As votações no Plenário

Você está na trilha de conteúdos do processo legislativo, neste texto falaremos sobre as votações no plenário! Veja os demais textos: #1#2 – #3 – #4 – #5 – #6#7

Ao terminar de ler este conteúdo, você terá concluído 56% desta trilha 🙂

Chegamos ao quarto texto desta trilha muito importante para todos nós: a trilha sobre o processo legislativo. Como você já deve ter percebido, não é um caminho fácil até um projeto de lei tornar-se uma lei de fato. Antes disso ela passa por várias etapas. Vamos recapitular as etapas que nós vimos até agora?

1) A primeira coisa é saber quem está propondo um projeto de lei. Veja quem são as pessoas que podem apresentar um projeto ao Congresso.

2) Depois, é importante saber qual tipo de projeto (ou proposição) está sendo apresentado. Cada proposição pode ser apresentada por pessoas diferentes, votada de um jeito diferente e terá impactos diferentes para a sociedade.

3)  Agora o projeto precisa passar pela primeira etapa de tramitação na Câmara: as comissões. Elas avaliam se o projeto tem sentido, se está de acordo com a Constituição e se impacta ou não o orçamento público. Se todas as comissões avaliarem que está tudo certo, elas mesmas podem aprovar algumas proposições, dispensando a discussão delas no Plenário.

E foi assim que chegamos aqui, à segunda grande etapa da tramitação de um projeto de lei. Essa é uma etapa muito conhecida por todos. Como concluímos no último texto, as votações no Plenário são o ponto final, a parte mais visível do trabalho do Poder Legislativo. É onde (quase) tudo se resolve.
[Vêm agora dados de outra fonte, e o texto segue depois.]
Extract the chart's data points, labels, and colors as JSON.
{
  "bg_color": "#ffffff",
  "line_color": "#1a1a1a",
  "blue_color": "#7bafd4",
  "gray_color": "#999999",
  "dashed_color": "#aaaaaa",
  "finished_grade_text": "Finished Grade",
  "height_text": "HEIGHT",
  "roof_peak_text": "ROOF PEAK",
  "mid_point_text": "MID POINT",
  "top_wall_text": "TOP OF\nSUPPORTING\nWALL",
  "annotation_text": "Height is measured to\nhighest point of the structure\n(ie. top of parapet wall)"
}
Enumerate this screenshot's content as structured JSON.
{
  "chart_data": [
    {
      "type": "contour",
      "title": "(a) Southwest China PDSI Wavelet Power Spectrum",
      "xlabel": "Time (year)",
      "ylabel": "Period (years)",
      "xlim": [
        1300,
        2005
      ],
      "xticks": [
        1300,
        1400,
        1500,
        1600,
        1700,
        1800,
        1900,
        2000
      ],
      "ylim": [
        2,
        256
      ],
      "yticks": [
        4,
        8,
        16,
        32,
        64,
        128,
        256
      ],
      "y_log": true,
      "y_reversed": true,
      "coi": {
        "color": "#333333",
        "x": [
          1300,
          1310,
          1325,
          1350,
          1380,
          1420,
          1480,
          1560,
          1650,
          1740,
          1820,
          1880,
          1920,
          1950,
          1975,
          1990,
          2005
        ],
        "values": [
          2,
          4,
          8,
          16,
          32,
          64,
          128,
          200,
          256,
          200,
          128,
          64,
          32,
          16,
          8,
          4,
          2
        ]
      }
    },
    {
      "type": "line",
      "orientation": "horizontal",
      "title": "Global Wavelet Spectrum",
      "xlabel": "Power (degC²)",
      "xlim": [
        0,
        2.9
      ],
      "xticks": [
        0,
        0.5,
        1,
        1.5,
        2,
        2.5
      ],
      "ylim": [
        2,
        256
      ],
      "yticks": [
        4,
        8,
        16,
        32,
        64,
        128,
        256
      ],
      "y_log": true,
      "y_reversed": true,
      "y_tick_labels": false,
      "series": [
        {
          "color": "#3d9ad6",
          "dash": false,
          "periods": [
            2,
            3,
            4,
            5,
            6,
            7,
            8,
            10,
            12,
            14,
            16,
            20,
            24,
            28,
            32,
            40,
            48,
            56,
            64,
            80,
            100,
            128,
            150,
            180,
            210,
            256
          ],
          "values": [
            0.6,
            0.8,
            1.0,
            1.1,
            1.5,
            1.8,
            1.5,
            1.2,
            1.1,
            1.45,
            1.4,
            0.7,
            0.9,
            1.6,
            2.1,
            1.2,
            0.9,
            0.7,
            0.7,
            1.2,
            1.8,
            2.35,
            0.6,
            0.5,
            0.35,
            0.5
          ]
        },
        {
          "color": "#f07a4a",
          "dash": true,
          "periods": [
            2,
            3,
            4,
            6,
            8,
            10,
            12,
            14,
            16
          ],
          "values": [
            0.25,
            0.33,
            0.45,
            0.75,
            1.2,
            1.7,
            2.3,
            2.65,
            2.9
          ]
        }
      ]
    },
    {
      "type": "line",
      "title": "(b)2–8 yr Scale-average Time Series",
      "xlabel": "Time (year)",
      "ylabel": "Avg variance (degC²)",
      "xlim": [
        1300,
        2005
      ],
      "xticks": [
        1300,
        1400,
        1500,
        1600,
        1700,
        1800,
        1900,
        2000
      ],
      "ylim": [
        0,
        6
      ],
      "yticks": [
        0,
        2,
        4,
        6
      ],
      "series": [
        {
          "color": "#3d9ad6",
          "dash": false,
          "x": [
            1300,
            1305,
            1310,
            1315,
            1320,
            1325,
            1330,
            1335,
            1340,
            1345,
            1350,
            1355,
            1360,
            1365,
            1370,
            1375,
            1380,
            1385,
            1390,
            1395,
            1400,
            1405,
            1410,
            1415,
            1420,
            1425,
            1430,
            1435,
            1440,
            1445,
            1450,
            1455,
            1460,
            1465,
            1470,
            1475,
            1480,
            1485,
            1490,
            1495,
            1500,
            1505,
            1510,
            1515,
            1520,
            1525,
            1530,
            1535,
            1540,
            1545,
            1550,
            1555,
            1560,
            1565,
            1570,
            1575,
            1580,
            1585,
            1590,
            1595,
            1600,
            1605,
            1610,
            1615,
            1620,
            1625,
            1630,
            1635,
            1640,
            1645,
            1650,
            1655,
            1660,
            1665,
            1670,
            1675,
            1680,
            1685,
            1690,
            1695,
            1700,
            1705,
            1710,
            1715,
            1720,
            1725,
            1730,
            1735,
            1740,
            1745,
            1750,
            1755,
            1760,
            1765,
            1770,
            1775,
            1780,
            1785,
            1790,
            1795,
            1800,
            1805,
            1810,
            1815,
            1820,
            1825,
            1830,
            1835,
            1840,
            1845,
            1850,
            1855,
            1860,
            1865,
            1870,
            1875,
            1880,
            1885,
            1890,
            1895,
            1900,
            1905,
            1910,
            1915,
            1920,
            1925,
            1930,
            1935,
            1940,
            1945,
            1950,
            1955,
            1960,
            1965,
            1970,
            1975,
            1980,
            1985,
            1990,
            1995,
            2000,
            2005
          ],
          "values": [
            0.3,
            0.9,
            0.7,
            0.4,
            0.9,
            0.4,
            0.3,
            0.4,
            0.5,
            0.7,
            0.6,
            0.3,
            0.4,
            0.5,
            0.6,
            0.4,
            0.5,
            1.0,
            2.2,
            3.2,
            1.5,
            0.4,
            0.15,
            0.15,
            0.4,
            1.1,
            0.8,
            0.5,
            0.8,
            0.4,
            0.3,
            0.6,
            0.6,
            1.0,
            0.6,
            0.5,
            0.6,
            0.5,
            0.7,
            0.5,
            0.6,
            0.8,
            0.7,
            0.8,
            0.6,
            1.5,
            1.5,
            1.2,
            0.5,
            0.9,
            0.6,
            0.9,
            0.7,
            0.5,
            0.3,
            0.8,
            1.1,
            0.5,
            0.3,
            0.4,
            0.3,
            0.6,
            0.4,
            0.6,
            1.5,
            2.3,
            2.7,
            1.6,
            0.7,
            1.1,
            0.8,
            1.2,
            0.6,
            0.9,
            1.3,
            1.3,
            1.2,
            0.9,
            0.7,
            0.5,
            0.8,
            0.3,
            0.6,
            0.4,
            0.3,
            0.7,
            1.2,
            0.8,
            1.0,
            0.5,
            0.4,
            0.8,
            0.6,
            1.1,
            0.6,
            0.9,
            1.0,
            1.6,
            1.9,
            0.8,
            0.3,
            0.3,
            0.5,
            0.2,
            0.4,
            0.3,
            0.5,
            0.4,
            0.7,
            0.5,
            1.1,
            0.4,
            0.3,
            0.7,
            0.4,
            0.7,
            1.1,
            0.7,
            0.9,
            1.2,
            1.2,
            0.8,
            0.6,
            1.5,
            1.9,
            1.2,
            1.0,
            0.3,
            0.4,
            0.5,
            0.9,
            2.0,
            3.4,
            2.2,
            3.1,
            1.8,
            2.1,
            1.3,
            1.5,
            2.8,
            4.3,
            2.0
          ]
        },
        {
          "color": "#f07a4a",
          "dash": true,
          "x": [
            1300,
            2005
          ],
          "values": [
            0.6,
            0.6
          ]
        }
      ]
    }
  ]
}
Para começar, vamos conferir quantos votos cada tipo de projeto de lei precisa receber para ser aprovado:

Que tal baixar esse infográfico em alta resolução?

OK, mas explica aí: o que é esse tal de Plenário?

Antes de falarmos sobre as votações no plenário, é importante conceituar: a palavra “Plenário” tem alguns usos diferentes. Segundo definição da própria Câmara dos Deputados, o Plenário é o conjunto total ou parcial dos deputados federais (e também dos senadores, porque o Senado também se reúne dessa forma), reunidos em sessão para debater matérias de interesse público ou para deliberar sobre proposições legislativas em pauta.

Já outras definições de Plenário se referem ao espaço onde os deputados se reúnem para discutir e votar as ditas proposições. Você já deve ter visto muitas imagens do espaço físico dedicado às reuniões do Plenário, que sempre aparecem quando algum projeto importante está em votação:

Plenário da Câmara dos Deputados.

Mas o Plenário também pode ser entendido como um órgão da Câmara (e do Senado) responsável por deliberar de maneira definitiva sobre as proposições. Seja qual for a definição utilizada, é importante entender que é no Plenário que se decide o destino das questões mais discutidas dentro do Poder Legislativo.

Pode-se dizer que o Plenário desempenha duas atividades principais: a de discutir e a de deliberar (votar) de maneira definitiva sobre os projetos apresentados às casas legislativas.

Quais projetos devem ser votados pelo Plenário?

O Regimento da Câmara determina que vários projetos devem obrigatoriamente passar por votações no Plenário, independentemente do parecer das comissões. São eles os projetos: (i) de lei complementar; (ii) de código; (iii) de iniciativa popular; (iv) de autoria de comissão; (v) de matéria que não possa ser objeto de delegação; (vi) vindos de aprovação no Plenário do Senado ou por ele emendados; (vii) que tenham recebido pareceres divergentes; (viii) em regime de urgência.

Também devem ser levadas a plenário as PEC’s (Propostas de Emenda à Constituição). Finalmente, mesmo que uma matéria seja aprovada definitivamente pelas comissões, um grupo de pelo menos 52 deputados pode requerer ao presidente da casa que ela seja votada em plenário.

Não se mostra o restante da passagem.